WKU grad, BuzzFeed editor to give poetry reading


Samantha Wright

UPDATE: Due to threat of inclement weather, the Goldenrod event featuring Saeed Jones has been canceled. English Club official Brittany Moster said Jones’s flight was canceled, but he expressed interest in participating later in the semester. 

Critically acclaimed poet Saeed Jones will be visiting WKU on March 4 as a guest poet and judge of the annual Goldenrod poetry contest, hosted by the English Club. 

An alumnus of WKU, Jones is a BuzzFeed LGBT editor and a recipient of the Pushcart Prize. His Twitter, @theferocity, was ranked by TIME Magazine as one of the best of 2014.  

He is the author of the collection “Prelude to Bruise,” released in September of 2014. His poems deal with race, sexuality and life in the South. While his poems aren’t autobiographical, they are inspired by his life experiences as a gay, black man growing up in the South. This collection was one of the five finalists for the National Book Critics Circle’s poetry award, the winner of which will be announced March 12. 

Jones will aid the English Club in deciding the winners of the Goldenrod poetry contest.

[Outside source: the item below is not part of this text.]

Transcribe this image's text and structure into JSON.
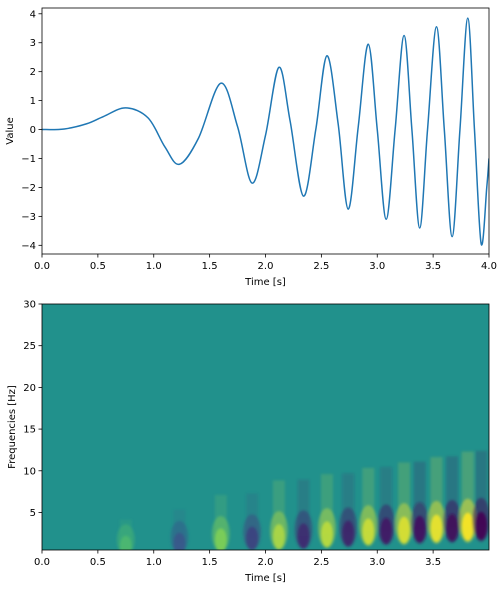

The English Club will choose the top 10 submissions, and of those, Jones will pick the top three. The top three will each get a certificate and a modest cash prize: the first-place winner gets $30, second place gets $20 and third place gets $10.

As part of his visit, Jones will lead a workshop for the 10 contest finalists prior to his reading. The finalists, as well as the Creative Writing Faculty and members of the English Club, will then accompany him for dinner. The finalists will join Jones in reading their poems at his reading, where he will decide the winners.

Eryn Karmiller, vice president of the English Club, said she’s pleased such an acclaimed poet is coming to WKU.

“Almost immediately after we nailed him down as our guest poet, he was named one of five finalists for the prestigious National Book Critics Circle Award for his latest poetry collection, ‘Prelude to Bruise,’ and had a piece published by the New York Times,” she said. “We’re grateful we got him locked down before his schedule starts filling up like crazy, as it undoubtedly will from all this exposure.”

 Karmiller said as a result of his recent “buzz”, anticipation of a larger crowd moved the event to a bigger venue. 

Jerod Hollyfield, co-advisor of the English Club, said that having Jones visit WKU serves as an encouragement to English majors.

“Saeed Jones is one of the English department’s most distinguished graduates. Not only is he a poet who is gaining international acclaim, but he’s also an editor for BuzzFeed,” he said. “He’s living proof that one can have multiple occupational and artistic opportunities with an English major.”

Brittany Moster, president of the English Club, believes that Jones can offer encouragement to other WKU students as well.

“Saeed is a great poet who is gaining more and more recognition. The fact that he is a WKU grad means wonderful things for the university because it indicates that WKU students are doing awesome things,” she said. “It also means that WKU has the ability to bring speakers to campus who are doing important things in the world and making a difference, whether that is with their actions or, as in Saeed’s case, with their words.”

Jones will giving a reading of his work on March 4, in the Recital Hall, Room 189 of the fine arts center, at 7 p.m. The free reading is open to the public.